Last Thursday, I observed and participated in a Dance Movement Therapy session at Maimonides Hospital in south Brooklyn under the guidance of Patricia Capello, and her Pratt intern, Lisa. It was a 50 minute session in the in-patient unit of the Psychiatric wing. Capello believes in performing the session in a public space so that patients can decide when to join or remove themselves with their own volition. This small choice helps to build a patient's self efficacy, as well as sense of control and safety in the process. Because the unit is a short-stay facility, the group members change each session, and it is important that each session is a complete experience, which is rare for most DMT groups.

It was important for me to view first hand the DMT process, after researching it peripherally as an undergraduate, and taking a short weekend workshop with David Alan Harris.
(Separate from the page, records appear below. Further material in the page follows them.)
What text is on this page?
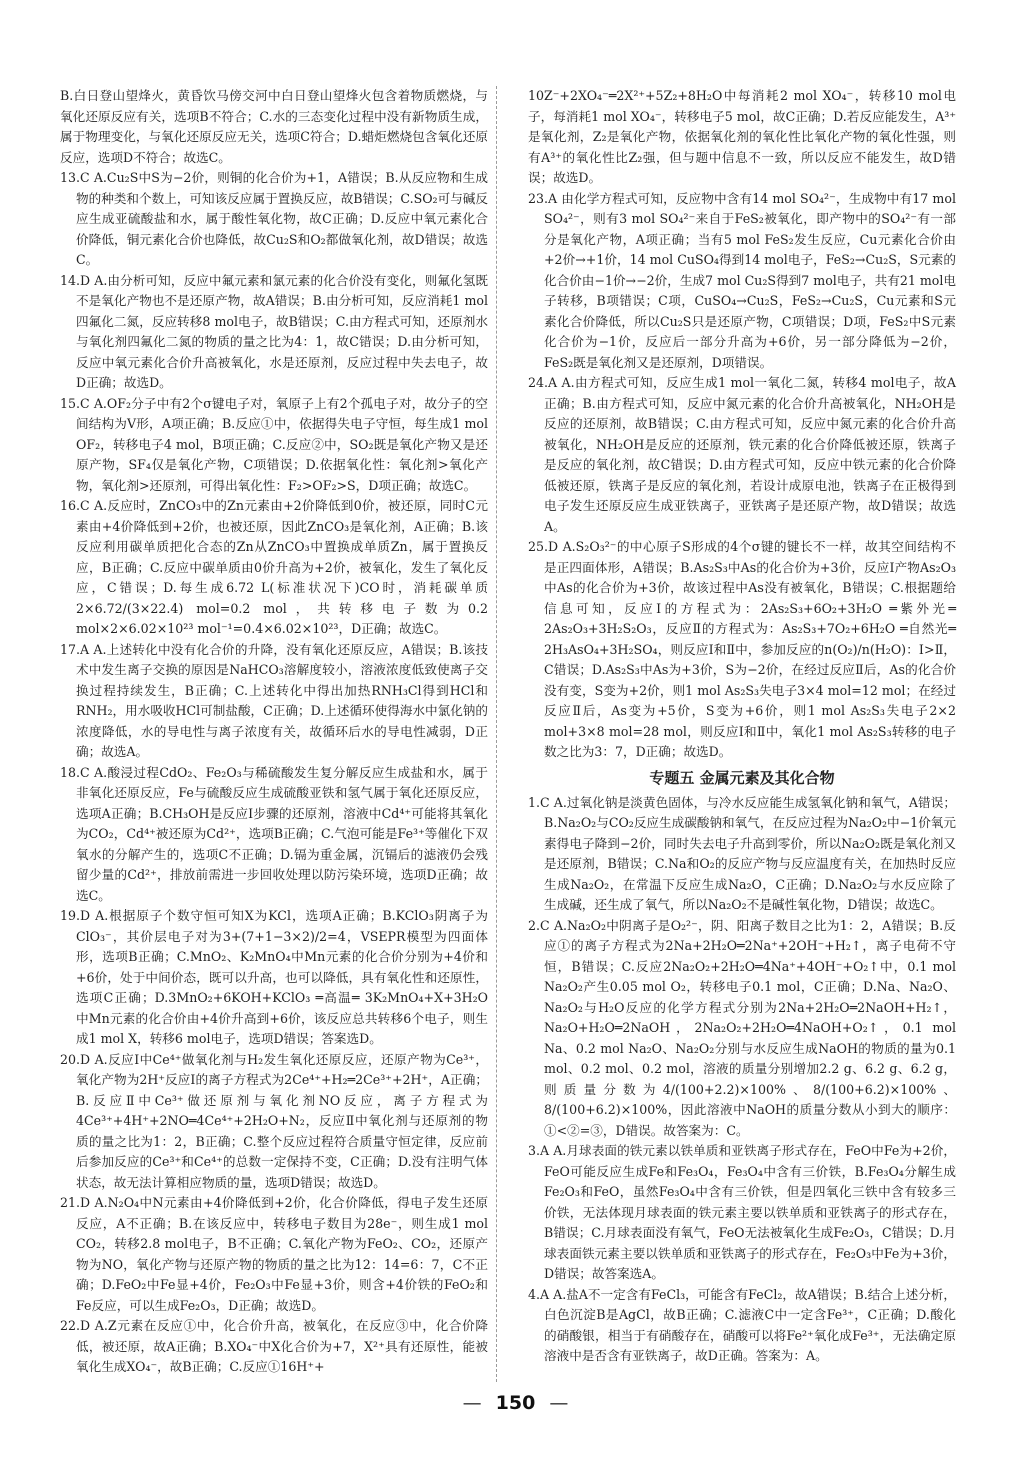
B.白日登山望烽火，黄昏饮马傍交河中白日登山望烽火包含着物质燃烧，与氧化还原反应有关，选项B不符合；C.水的三态变化过程中没有新物质生成，属于物理变化，与氧化还原反应无关，选项C符合；D.蜡炬燃烧包含氧化还原反应，选项D不符合；故选C。

13.C A.Cu₂S中S为−2价，则铜的化合价为+1，A错误；B.从反应物和生成物的种类和个数上，可知该反应属于置换反应，故B错误；C.SO₂可与碱反应生成亚硫酸盐和水，属于酸性氧化物，故C正确；D.反应中氧元素化合价降低，铜元素化合价也降低，故Cu₂S和O₂都做氧化剂，故D错误；故选C。

14.D A.由分析可知，反应中氟元素和氯元素的化合价没有变化，则氟化氢既不是氧化产物也不是还原产物，故A错误；B.由分析可知，反应消耗1 mol四氟化二氮，反应转移8 mol电子，故B错误；C.由方程式可知，还原剂水与氧化剂四氟化二氮的物质的量之比为4：1，故C错误；D.由分析可知，反应中氧元素化合价升高被氧化，水是还原剂，反应过程中失去电子，故D正确；故选D。

15.C A.OF₂分子中有2个σ键电子对，氧原子上有2个孤电子对，故分子的空间结构为V形，A项正确；B.反应①中，依据得失电子守恒，每生成1 mol OF₂，转移电子4 mol，B项正确；C.反应②中，SO₂既是氧化产物又是还原产物，SF₄仅是氧化产物，C项错误；D.依据氧化性：氧化剂>氧化产物，氧化剂>还原剂，可得出氧化性：F₂>OF₂>S，D项正确；故选C。

16.C A.反应时，ZnCO₃中的Zn元素由+2价降低到0价，被还原，同时C元素由+4价降低到+2价，也被还原，因此ZnCO₃是氧化剂，A正确；B.该反应利用碳单质把化合态的Zn从ZnCO₃中置换成单质Zn，属于置换反应，B正确；C.反应中碳单质由0价升高为+2价，被氧化，发生了氧化反应，C错误；D.每生成6.72 L(标准状况下)CO时，消耗碳单质2×6.72/(3×22.4) mol=0.2 mol，共转移电子数为0.2 mol×2×6.02×10²³ mol⁻¹=0.4×6.02×10²³，D正确；故选C。

17.A A.上述转化中没有化合价的升降，没有氧化还原反应，A错误；B.该技术中发生离子交换的原因是NaHCO₃溶解度较小，溶液浓度低致使离子交换过程持续发生，B正确；C.上述转化中得出加热RNH₃Cl得到HCl和RNH₂，用水吸收HCl可制盐酸，C正确；D.上述循环使得海水中氯化钠的浓度降低，水的导电性与离子浓度有关，故循环后水的导电性减弱，D正确；故选A。

18.C A.酸浸过程CdO₂、Fe₂O₃与稀硫酸发生复分解反应生成盐和水，属于非氧化还原反应，Fe与硫酸反应生成硫酸亚铁和氢气属于氧化还原反应，选项A正确；B.CH₃OH是反应Ⅰ步骤的还原剂，溶液中Cd⁴⁺可能将其氧化为CO₂，Cd⁴⁺被还原为Cd²⁺，选项B正确；C.气泡可能是Fe³⁺等催化下双氧水的分解产生的，选项C不正确；D.镉为重金属，沉镉后的滤液仍会残留少量的Cd²⁺，排放前需进一步回收处理以防污染环境，选项D正确；故选C。

19.D A.根据原子个数守恒可知X为KCl，选项A正确；B.KClO₃阴离子为ClO₃⁻，其价层电子对为3+(7+1−3×2)/2=4，VSEPR模型为四面体形，选项B正确；C.MnO₂、K₂MnO₄中Mn元素的化合价分别为+4价和+6价，处于中间价态，既可以升高，也可以降低，具有氧化性和还原性，选项C正确；D.3MnO₂+6KOH+KClO₃ ═高温═ 3K₂MnO₄+X+3H₂O中Mn元素的化合价由+4价升高到+6价，该反应总共转移6个电子，则生成1 mol X，转移6 mol电子，选项D错误；答案选D。

20.D A.反应Ⅰ中Ce⁴⁺做氧化剂与H₂发生氧化还原反应，还原产物为Ce³⁺，氧化产物为2H⁺反应Ⅰ的离子方程式为2Ce⁴⁺+H₂═2Ce³⁺+2H⁺，A正确；B.反应Ⅱ中Ce³⁺做还原剂与氧化剂NO反应，离子方程式为4Ce³⁺+4H⁺+2NO═4Ce⁴⁺+2H₂O+N₂，反应Ⅱ中氧化剂与还原剂的物质的量之比为1：2，B正确；C.整个反应过程符合质量守恒定律，反应前后参加反应的Ce³⁺和Ce⁴⁺的总数一定保持不变，C正确；D.没有注明气体状态，故无法计算相应物质的量，选项D错误；故选D。

21.D A.N₂O₄中N元素由+4价降低到+2价，化合价降低，得电子发生还原反应，A不正确；B.在该反应中，转移电子数目为28e⁻，则生成1 mol CO₂，转移2.8 mol电子，B不正确；C.氧化产物为FeO₂、CO₂，还原产物为NO，氧化产物与还原产物的物质的量之比为12：14=6：7，C不正确；D.FeO₂中Fe显+4价，Fe₂O₃中Fe显+3价，则含+4价铁的FeO₂和Fe反应，可以生成Fe₂O₃，D正确；故选D。

22.D A.Z元素在反应①中，化合价升高，被氧化，在反应③中，化合价降低，被还原，故A正确；B.XO₄⁻中X化合价为+7，X²⁺具有还原性，能被氧化生成XO₄⁻，故B正确；C.反应①16H⁺+

10Z⁻+2XO₄⁻═2X²⁺+5Z₂+8H₂O中每消耗2 mol XO₄⁻，转移10 mol电子，每消耗1 mol XO₄⁻，转移电子5 mol，故C正确；D.若反应能发生，A³⁺是氧化剂，Z₂是氧化产物，依据氧化剂的氧化性比氧化产物的氧化性强，则有A³⁺的氧化性比Z₂强，但与题中信息不一致，所以反应不能发生，故D错误；故选D。

23.A 由化学方程式可知，反应物中含有14 mol SO₄²⁻，生成物中有17 mol SO₄²⁻，则有3 mol SO₄²⁻来自于FeS₂被氧化，即产物中的SO₄²⁻有一部分是氧化产物，A项正确；当有5 mol FeS₂发生反应，Cu元素化合价由+2价→+1价，14 mol CuSO₄得到14 mol电子，FeS₂→Cu₂S，S元素的化合价由−1价→−2价，生成7 mol Cu₂S得到7 mol电子，共有21 mol电子转移，B项错误；C项，CuSO₄→Cu₂S，FeS₂→Cu₂S，Cu元素和S元素化合价降低，所以Cu₂S只是还原产物，C项错误；D项，FeS₂中S元素化合价为−1价，反应后一部分升高为+6价，另一部分降低为−2价，FeS₂既是氧化剂又是还原剂，D项错误。

24.A A.由方程式可知，反应生成1 mol一氧化二氮，转移4 mol电子，故A正确；B.由方程式可知，反应中氮元素的化合价升高被氧化，NH₂OH是反应的还原剂，故B错误；C.由方程式可知，反应中氮元素的化合价升高被氧化，NH₂OH是反应的还原剂，铁元素的化合价降低被还原，铁离子是反应的氧化剂，故C错误；D.由方程式可知，反应中铁元素的化合价降低被还原，铁离子是反应的氧化剂，若设计成原电池，铁离子在正极得到电子发生还原反应生成亚铁离子，亚铁离子是还原产物，故D错误；故选A。

25.D A.S₂O₃²⁻的中心原子S形成的4个σ键的键长不一样，故其空间结构不是正四面体形，A错误；B.As₂S₃中As的化合价为+3价，反应Ⅰ产物As₂O₃中As的化合价为+3价，故该过程中As没有被氧化，B错误；C.根据题给信息可知，反应Ⅰ的方程式为：2As₂S₃+6O₂+3H₂O ═紫外光═ 2As₂O₃+3H₂S₂O₃，反应Ⅱ的方程式为：As₂S₃+7O₂+6H₂O ═自然光═ 2H₃AsO₄+3H₂SO₄，则反应Ⅰ和Ⅱ中，参加反应的n(O₂)/n(H₂O)：Ⅰ>Ⅱ，C错误；D.As₂S₃中As为+3价，S为−2价，在经过反应Ⅱ后，As的化合价没有变，S变为+2价，则1 mol As₂S₃失电子3×4 mol=12 mol；在经过反应Ⅱ后，As变为+5价，S变为+6价，则1 mol As₂S₃失电子2×2 mol+3×8 mol=28 mol，则反应Ⅰ和Ⅱ中，氧化1 mol As₂S₃转移的电子数之比为3：7，D正确；故选D。

专题五 金属元素及其化合物

1.C A.过氧化钠是淡黄色固体，与冷水反应能生成氢氧化钠和氧气，A错误；B.Na₂O₂与CO₂反应生成碳酸钠和氧气，在反应过程为Na₂O₂中−1价氧元素得电子降到−2价，同时失去电子升高到零价，所以Na₂O₂既是氧化剂又是还原剂，B错误；C.Na和O₂的反应产物与反应温度有关，在加热时反应生成Na₂O₂，在常温下反应生成Na₂O，C正确；D.Na₂O₂与水反应除了生成碱，还生成了氧气，所以Na₂O₂不是碱性氧化物，D错误；故选C。

2.C A.Na₂O₂中阴离子是O₂²⁻，阴、阳离子数目之比为1：2，A错误；B.反应①的离子方程式为2Na+2H₂O═2Na⁺+2OH⁻+H₂↑，离子电荷不守恒，B错误；C.反应2Na₂O₂+2H₂O═4Na⁺+4OH⁻+O₂↑中，0.1 mol Na₂O₂产生0.05 mol O₂，转移电子0.1 mol，C正确；D.Na、Na₂O、Na₂O₂与H₂O反应的化学方程式分别为2Na+2H₂O═2NaOH+H₂↑，Na₂O+H₂O═2NaOH，2Na₂O₂+2H₂O═4NaOH+O₂↑，0.1 mol Na、0.2 mol Na₂O、Na₂O₂分别与水反应生成NaOH的物质的量为0.1 mol、0.2 mol、0.2 mol，溶液的质量分别增加2.2 g、6.2 g、6.2 g，则质量分数为4/(100+2.2)×100%、8/(100+6.2)×100%、8/(100+6.2)×100%，因此溶液中NaOH的质量分数从小到大的顺序：①<②=③，D错误。故答案为：C。

3.A A.月球表面的铁元素以铁单质和亚铁离子形式存在，FeO中Fe为+2价，FeO可能反应生成Fe和Fe₃O₄，Fe₃O₄中含有三价铁，B.Fe₃O₄分解生成Fe₂O₃和FeO，虽然Fe₃O₄中含有三价铁，但是四氧化三铁中含有较多三价铁，无法体现月球表面的铁元素主要以铁单质和亚铁离子的形式存在，B错误；C.月球表面没有氧气，FeO无法被氧化生成Fe₂O₃，C错误；D.月球表面铁元素主要以铁单质和亚铁离子的形式存在，Fe₂O₃中Fe为+3价，D错误；故答案选A。

4.A A.盐A不一定含有FeCl₃，可能含有FeCl₂，故A错误；B.结合上述分析，白色沉淀B是AgCl，故B正确；C.滤液C中一定含Fe³⁺，C正确；D.酸化的硝酸银，相当于有硝酸存在，硝酸可以将Fe²⁺氧化成Fe³⁺，无法确定原溶液中是否含有亚铁离子，故D正确。答案为：A。

— 150 —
While the session proceeded, more or less, as I expected it would, I was still impressed by my own corporeal experience of the session and the sense of group development I felt during the short 50 minutes.

Capello outlines 5 main sections of the session:
1. warm up: welcome into space, safety
2. release: build energy of the group, explore space, interact with one another
3. theme: explore main ideas that evolve
4. centering: prepare for ending of session, grounding
5. closure: say goodbye, terminate and reflect on session

The use of TOUCH as a tool of connection was particularly effective in developing relationships with the patients.

Most strikingly, I remember a patient, M, whose eyes lit up after the dance therapist adapted a movement he was doing and allowed that movement to be the one that the group shared. For a man who otherwise smiled little, and made little eye contact, it was evident that the appropriation of his movement for the group's experience was a huge boost in his sense of efficacy and confidence.